Electricity is vital to our everyday life. We assume that there will continuously be enough for us, but this is not always true. Each power plant has an upper limit to the amount of electricity it can generate. If the demand is greater than the supply, then there are brownouts and blackouts. As our population grows, the demand for electricity increases.

New power plants can be built to help meet the demand. Each power plant requires a source of input energy that is then converted to electricity. This conversion is most often done by creating steam that is driven through large, fan-like turbine blades. This causes the blades to rotate, and spin the shaft on which they are connected. The other end of the shaft is then used to generate electricity using the rotation and magnetic fields.

The input energy can be fuel, such as coal, oil, or natural gas. Burning the fuel heats the water to create the steam for the turbines. Fossil fuels are non-renewable energy resources that create a variety of pollution when burned. Solar energy is also used to heat water and create steam for the turbines. Since it does not have to be burned, there are no bad by-products or pollution. However, solar energy is not very efficient for this process. The energy given off from the splitting of atoms during nuclear fission is another input source for creating the steam. Nuclear power generates radioactive by products during the fission process. Geothermal energy from within the earth can be used to heat the steam that spins the turbine blades. There are very few locations around the world where geothermal temperatures are high enough to be used as the input energy.

There are also ways of generating electricity without using steam to spin turbine blades. Hydropower uses water that is falling to spin turbine blades. Usually a dam is required to maintain the water height, and this impacts the water life in the area as fish can no longer travel upstream.
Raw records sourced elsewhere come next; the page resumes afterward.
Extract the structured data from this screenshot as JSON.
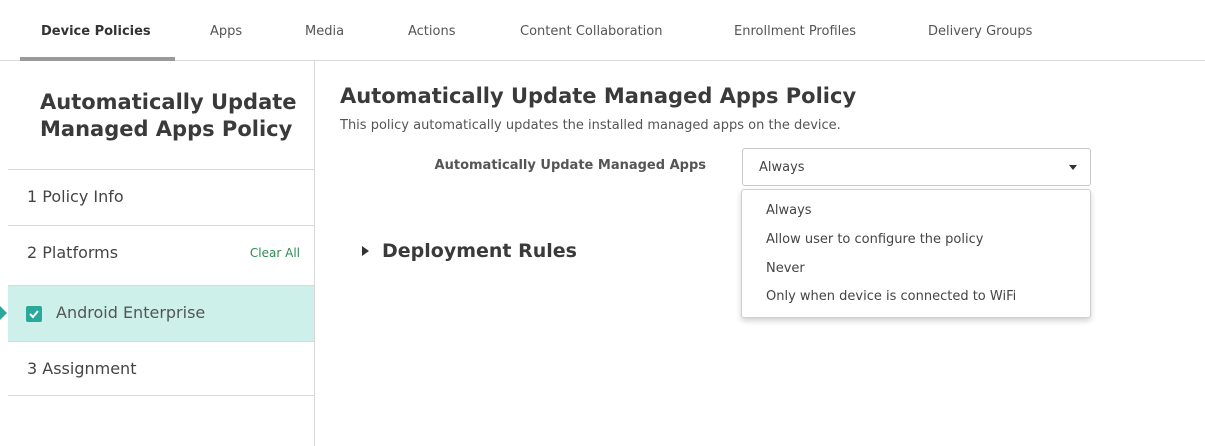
{
  "tabs": [
    {
      "label": "Device Policies",
      "active": true
    },
    {
      "label": "Apps"
    },
    {
      "label": "Media"
    },
    {
      "label": "Actions"
    },
    {
      "label": "Content Collaboration"
    },
    {
      "label": "Enrollment Profiles"
    },
    {
      "label": "Delivery Groups"
    }
  ],
  "sidebar": {
    "title": "Automatically Update Managed Apps Policy",
    "steps": [
      {
        "label": "1  Policy Info"
      },
      {
        "label": "2  Platforms",
        "action": "Clear All"
      },
      {
        "label": "Android Enterprise",
        "checked": true,
        "selected": true
      },
      {
        "label": "3  Assignment"
      }
    ]
  },
  "main": {
    "title": "Automatically Update Managed Apps Policy",
    "description": "This policy automatically updates the installed managed apps on the device.",
    "field_label": "Automatically Update Managed Apps",
    "selected_value": "Always",
    "options": [
      "Always",
      "Allow user to configure the policy",
      "Never",
      "Only when device is connected to WiFi"
    ],
    "section_label": "Deployment Rules"
  },
  "colors": {
    "accent": "#2aa89a",
    "selected_bg": "#cdf0ea",
    "clear_all": "#2e8b57"
  }
}
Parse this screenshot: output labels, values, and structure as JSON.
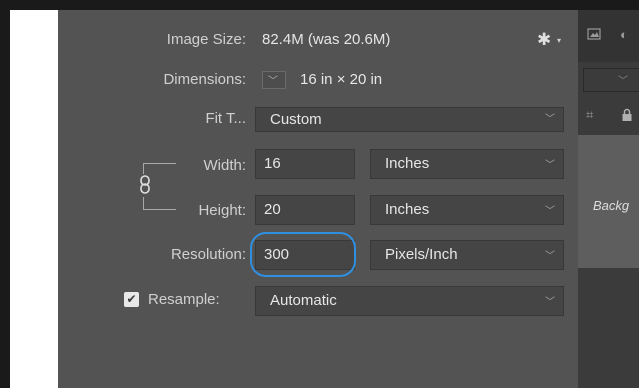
{
  "dialog": {
    "image_size_label": "Image Size:",
    "image_size_value": "82.4M (was 20.6M)",
    "dimensions_label": "Dimensions:",
    "dimensions_value": "16 in  ×  20 in",
    "fit_to_label": "Fit T...",
    "fit_to_value": "Custom",
    "width_label": "Width:",
    "width_value": "16",
    "width_unit": "Inches",
    "height_label": "Height:",
    "height_value": "20",
    "height_unit": "Inches",
    "resolution_label": "Resolution:",
    "resolution_value": "300",
    "resolution_unit": "Pixels/Inch",
    "resample_label": "Resample:",
    "resample_checked": true,
    "resample_value": "Automatic"
  },
  "right_panel": {
    "layer_name": "Backg"
  },
  "icons": {
    "settings": "gear-icon",
    "constrain": "chain-link-icon",
    "image": "image-icon",
    "lock": "lock-icon"
  },
  "colors": {
    "focus_ring": "#2f8fe0",
    "dialog_bg": "#535353"
  }
}
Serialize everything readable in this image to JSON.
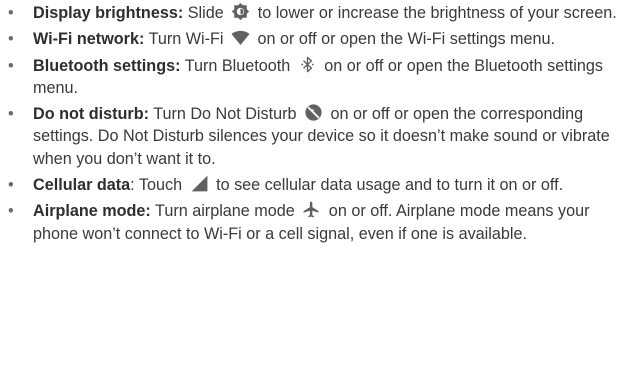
{
  "colors": {
    "text": "#3a3a3a",
    "icon": "#616161",
    "bullet": "#6a6a6a"
  },
  "bullet_char": "•",
  "items": [
    {
      "key": "display-brightness",
      "runs": [
        {
          "t": "bold",
          "v": "Display brightness:"
        },
        {
          "t": "text",
          "v": " Slide "
        },
        {
          "t": "icon",
          "name": "brightness-icon"
        },
        {
          "t": "text",
          "v": " to lower or increase the brightness of your screen."
        }
      ]
    },
    {
      "key": "wifi-network",
      "runs": [
        {
          "t": "bold",
          "v": "Wi-Fi network:"
        },
        {
          "t": "text",
          "v": " Turn Wi-Fi "
        },
        {
          "t": "icon",
          "name": "wifi-icon"
        },
        {
          "t": "text",
          "v": " on or off or open the Wi-Fi settings menu."
        }
      ]
    },
    {
      "key": "bluetooth-settings",
      "runs": [
        {
          "t": "bold",
          "v": "Bluetooth settings:"
        },
        {
          "t": "text",
          "v": " Turn Bluetooth "
        },
        {
          "t": "icon",
          "name": "bluetooth-icon"
        },
        {
          "t": "text",
          "v": " on or off or open the Bluetooth settings menu."
        }
      ]
    },
    {
      "key": "do-not-disturb",
      "runs": [
        {
          "t": "bold",
          "v": "Do not disturb:"
        },
        {
          "t": "text",
          "v": " Turn Do Not Disturb "
        },
        {
          "t": "icon",
          "name": "do-not-disturb-icon"
        },
        {
          "t": "text",
          "v": " on or off or open the corresponding settings. Do Not Disturb silences your device so it doesn’t make sound or vibrate when you don’t want it to."
        }
      ]
    },
    {
      "key": "cellular-data",
      "runs": [
        {
          "t": "bold",
          "v": "Cellular data"
        },
        {
          "t": "text",
          "v": ": Touch "
        },
        {
          "t": "icon",
          "name": "cellular-signal-icon"
        },
        {
          "t": "text",
          "v": " to see cellular data usage and to turn it on or off."
        }
      ]
    },
    {
      "key": "airplane-mode",
      "runs": [
        {
          "t": "bold",
          "v": "Airplane mode:"
        },
        {
          "t": "text",
          "v": " Turn airplane mode "
        },
        {
          "t": "icon",
          "name": "airplane-icon"
        },
        {
          "t": "text",
          "v": " on or off. Airplane mode means your phone won’t connect to Wi-Fi or a cell signal, even if one is available."
        }
      ]
    }
  ]
}
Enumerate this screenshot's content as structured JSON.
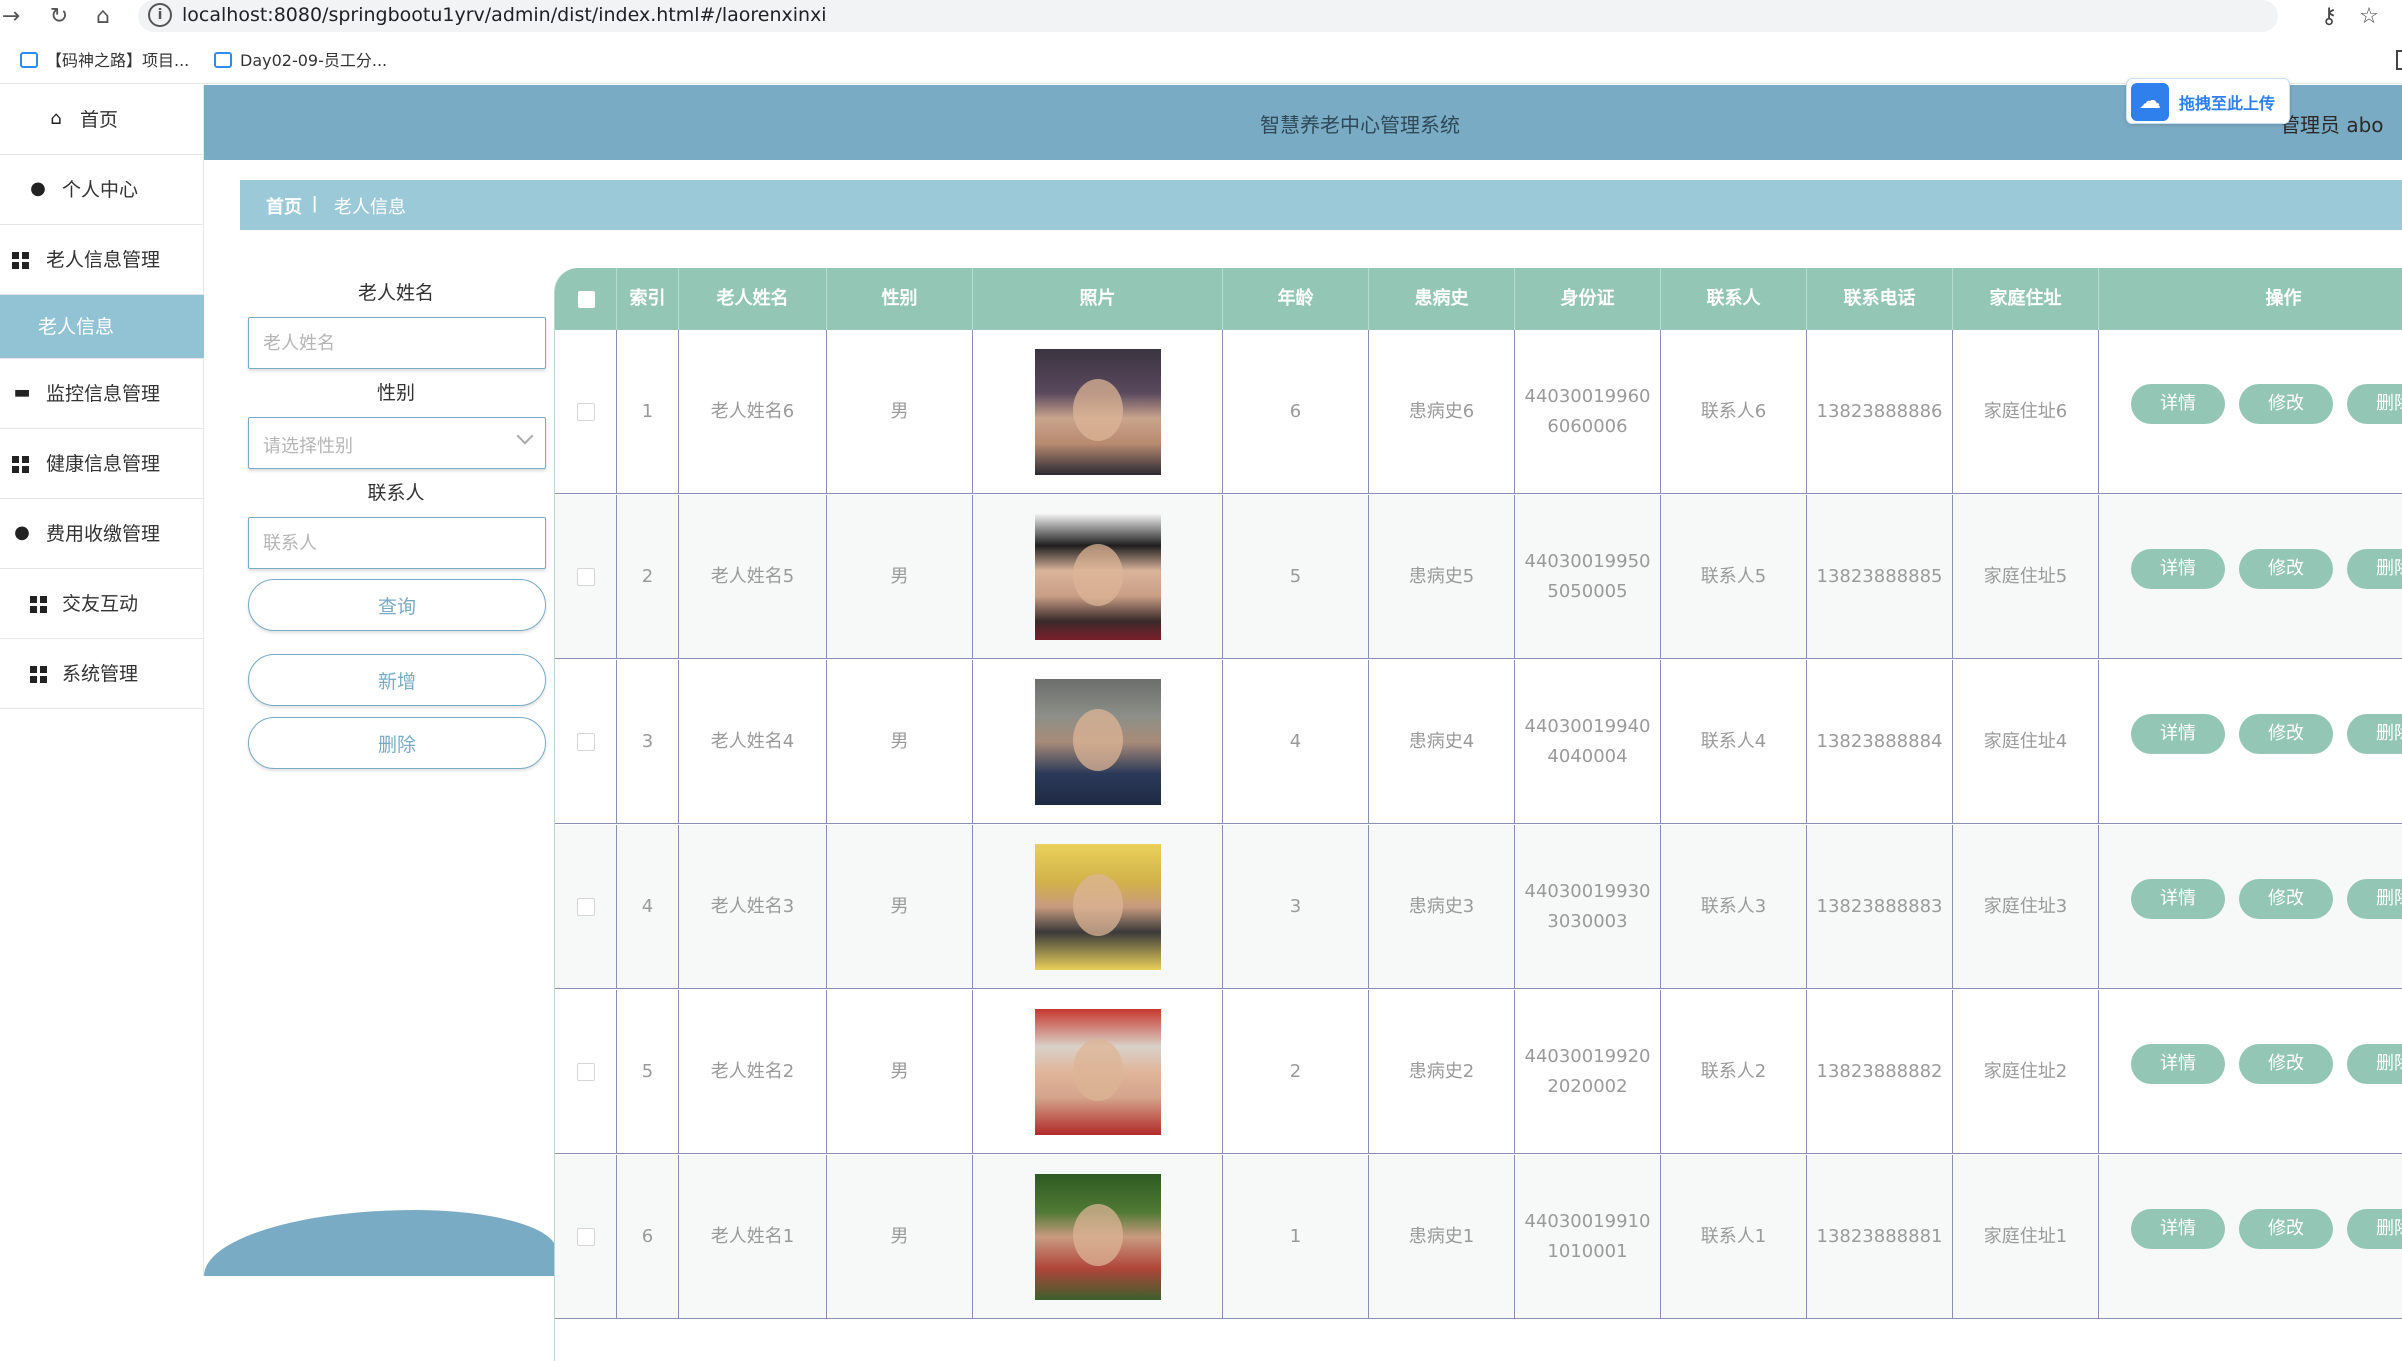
{
  "browser": {
    "url": "localhost:8080/springbootu1yrv/admin/dist/index.html#/laorenxinxi",
    "bookmarks": [
      "【码神之路】项目...",
      "Day02-09-员工分..."
    ]
  },
  "header": {
    "title": "智慧养老中心管理系统",
    "user": "管理员 abo",
    "upload_badge": "拖拽至此上传"
  },
  "sidebar": {
    "items": [
      {
        "label": "首页",
        "icon": "home-icon"
      },
      {
        "label": "个人中心",
        "icon": "user-icon"
      },
      {
        "label": "老人信息管理",
        "icon": "grid-icon"
      },
      {
        "label": "老人信息",
        "icon": ""
      },
      {
        "label": "监控信息管理",
        "icon": "monitor-icon"
      },
      {
        "label": "健康信息管理",
        "icon": "grid-icon"
      },
      {
        "label": "费用收缴管理",
        "icon": "lightbulb-icon"
      },
      {
        "label": "交友互动",
        "icon": "grid-icon"
      },
      {
        "label": "系统管理",
        "icon": "grid-icon"
      }
    ]
  },
  "breadcrumb": {
    "home": "首页",
    "separator": "ǀ",
    "current": "老人信息"
  },
  "filters": {
    "name_label": "老人姓名",
    "name_placeholder": "老人姓名",
    "gender_label": "性别",
    "gender_placeholder": "请选择性别",
    "contact_label": "联系人",
    "contact_placeholder": "联系人",
    "query_button": "查询",
    "add_button": "新增",
    "delete_button": "删除"
  },
  "table": {
    "columns": [
      "索引",
      "老人姓名",
      "性别",
      "照片",
      "年龄",
      "患病史",
      "身份证",
      "联系人",
      "联系电话",
      "家庭住址",
      "操作"
    ],
    "actions": {
      "detail": "详情",
      "edit": "修改",
      "delete": "删除"
    },
    "rows": [
      {
        "index": "1",
        "name": "老人姓名6",
        "gender": "男",
        "age": "6",
        "history": "患病史6",
        "id_line1": "44030019960",
        "id_line2": "6060006",
        "contact": "联系人6",
        "phone": "13823888886",
        "address": "家庭住址6"
      },
      {
        "index": "2",
        "name": "老人姓名5",
        "gender": "男",
        "age": "5",
        "history": "患病史5",
        "id_line1": "44030019950",
        "id_line2": "5050005",
        "contact": "联系人5",
        "phone": "13823888885",
        "address": "家庭住址5"
      },
      {
        "index": "3",
        "name": "老人姓名4",
        "gender": "男",
        "age": "4",
        "history": "患病史4",
        "id_line1": "44030019940",
        "id_line2": "4040004",
        "contact": "联系人4",
        "phone": "13823888884",
        "address": "家庭住址4"
      },
      {
        "index": "4",
        "name": "老人姓名3",
        "gender": "男",
        "age": "3",
        "history": "患病史3",
        "id_line1": "44030019930",
        "id_line2": "3030003",
        "contact": "联系人3",
        "phone": "13823888883",
        "address": "家庭住址3"
      },
      {
        "index": "5",
        "name": "老人姓名2",
        "gender": "男",
        "age": "2",
        "history": "患病史2",
        "id_line1": "44030019920",
        "id_line2": "2020002",
        "contact": "联系人2",
        "phone": "13823888882",
        "address": "家庭住址2"
      },
      {
        "index": "6",
        "name": "老人姓名1",
        "gender": "男",
        "age": "1",
        "history": "患病史1",
        "id_line1": "44030019910",
        "id_line2": "1010001",
        "contact": "联系人1",
        "phone": "13823888881",
        "address": "家庭住址1"
      }
    ]
  },
  "colors": {
    "header": "#7aabc4",
    "breadcrumb": "#9bc9d8",
    "table_header": "#93c6b4",
    "active_menu": "#91c3d4"
  }
}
Have students complete the Preparation Worksheet for homework to gain a better understanding of the nation's energy problems and the types of energy resources available.

Part 1: Establish the Baseline - Who needs electricity, and how much do they need?

1. Divide the students into groups and pass out Worksheet 1 to each group. Lead a discussion about who uses electricity. Which type of user (home, transportation, businesses, and industry) do the students think are the largest consumers of electricity? Which group uses the least amount? What is the justification of the students for how these compare?
2. Have each group estimate on Worksheet 1 the percentage of electricity used by the four types of users.
3. Compare the predictions of each group. As a class, decide if you want to use the average value from the predictions for all the groups, or if each group wants to use their own predictions. These estimates will be contrasted to actual numbers gathered by the groups.
4. If you have access to the internet, have the groups research what the actual average breakdown is for each of the groups. If internet access is not available, or time does not permit, use the values provided on the Leaders Resource Page attached.
5. Have the groups use the personal electricity data they have brought with them. What is the average kW/hr use for the group? Share this information to determine kW/hr average for the entire class.
6. Discuss the resulting average and how it might vary over the course of a day, month, and year. Is there an overall group consensus on a peak demand time for electricity? Does it vary based upon the type of user? Does it vary based upon the location in the country?

Part II: What are our resources for creating electricity?

1. Explain that the teams have been hired by the HMT Corporation to estimate the power requirements of a new hospital when it operates at full capacity. The hospital is being designed to accommodate 500 patients plus all the support staff. Given that a hospital is like a small community with similar power needs for the basic four groups (home, transportation, business, and industry) determine the resources of your locality that can be used for the hospital power plant. What are the impacts of your recommendation?
2. Reinforce that the hospital is being considered for a neighboring community with resources similar to yours. Discuss where the electricity in your town comes from. What is the input source of energy? Do you have other options for energy that are readily available? You may wish to create a list as the students suggest them.
3. Present the students with the current town/hospital statistics provided on the Leader's Resource Page OR provide them with values that more closely represent a local community in your area.
4. Change the groups so that there are now 2 or 3 larger groups. Have each group begin working as individual consulting reams for the HMT Corporation. Pass out Worksheet 2 that outlines their objectives, and Reference Sheet 1 with energy conversion efficiencies.
5. Have each student group present their proposal, including a discussion of why they selected the energy source they chose. Do they feel that their suggestion is worth pursuing? Lead a discussion on the trade-offs required for any of the choices. Every one of them has some impact on the environment.
6. Discuss how the student approached the problem as engineers.